I figured there had to be a reason people like Charlie willingly worked at the Bartholomew. Now I know. It’s a classic quid pro quo, exploited by the upper classes for ages. For doing their dirty work, the little folks will get something in return.
“And Leslie? Dr. Wagner?”
“Our Mrs. Evelyn is a believer in the Bartholomew’s mission,” Nick says. “Her late husband benefitted from a heart transplant during my father’s tenure. When he died—years later than was expected, I might add—she offered to keep things running smoothly. And, of course, to be first in line if she should ever need my services. As for Dr. Wagner, he’s simply a surgeon. A damn good one who lost his license more than twenty years ago after showing up for surgery drunk. My father, in need of assistance due to growing demand, made him an offer he couldn’t refuse.”

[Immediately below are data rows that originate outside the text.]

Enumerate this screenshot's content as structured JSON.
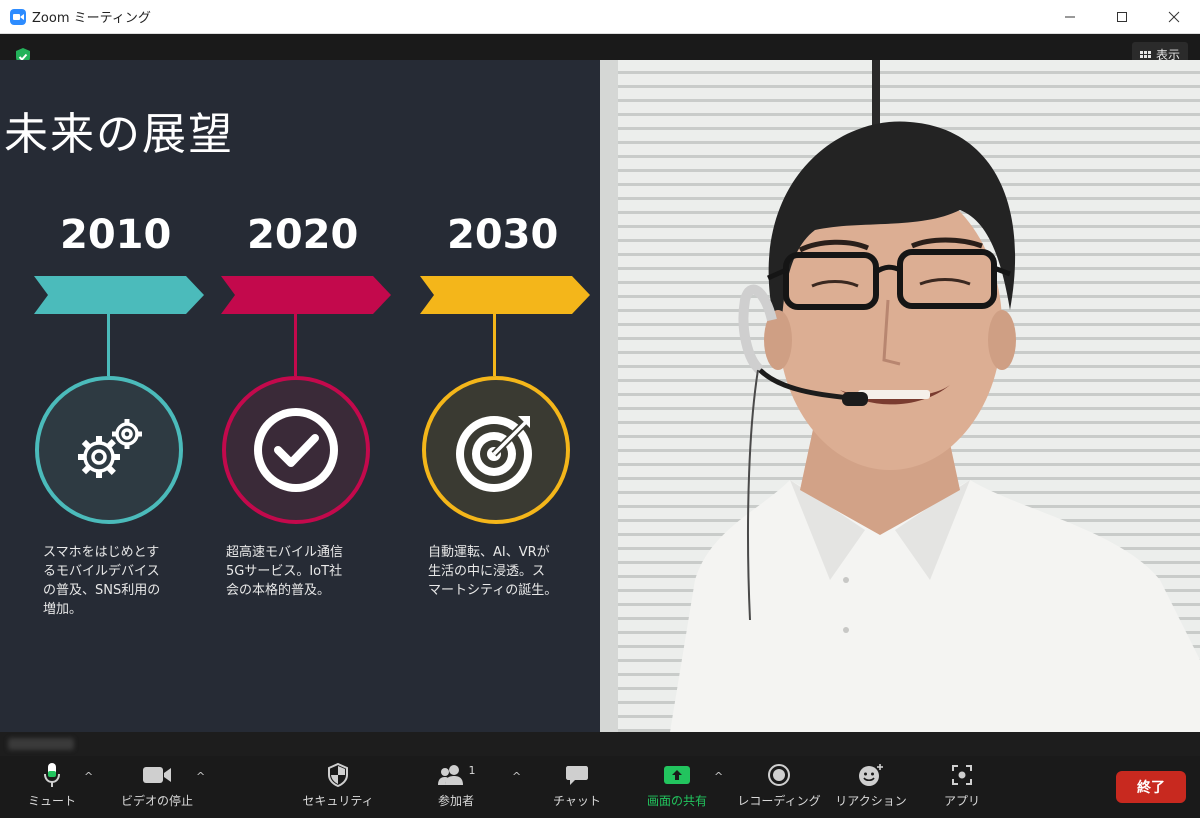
{
  "window": {
    "title": "Zoom ミーティング",
    "minimize": "—",
    "maximize": "☐",
    "close": "✕"
  },
  "view_button": {
    "label": "表示"
  },
  "slide": {
    "title": "未来の展望",
    "timeline": [
      {
        "year": "2010",
        "color": "#4bbbbb",
        "icon": "gears-icon",
        "text": [
          "スマホをはじめとす",
          "るモバイルデバイス",
          "の普及、SNS利用の",
          "増加。"
        ]
      },
      {
        "year": "2020",
        "color": "#c3094c",
        "icon": "check-icon",
        "text": [
          "超高速モバイル通信",
          "5Gサービス。IoT社",
          "会の本格的普及。"
        ]
      },
      {
        "year": "2030",
        "color": "#f4b61a",
        "icon": "target-icon",
        "text": [
          "自動運転、AI、VRが",
          "生活の中に浸透。ス",
          "マートシティの誕生。"
        ]
      }
    ]
  },
  "toolbar": {
    "mute": "ミュート",
    "video": "ビデオの停止",
    "security": "セキュリティ",
    "participants": "参加者",
    "participant_count": "1",
    "chat": "チャット",
    "share": "画面の共有",
    "record": "レコーディング",
    "reactions": "リアクション",
    "apps": "アプリ",
    "end": "終了",
    "share_color": "#22c45e"
  }
}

“I pity you,” I tell Nick. “I pity you, and I hate you, although not as much as you hate yourself. Because you do. I’m sure of it. You’d have to in order to do what you’re doing.”
Nick stands and pats my leg. “Nice try. But guilt trips don’t work on me. Now take your pills.”
He grabs the paper cup and holds it out to me. I have just enough strength to knock it out of his hand. The cup drops to the floor, the pills bouncing into the corners.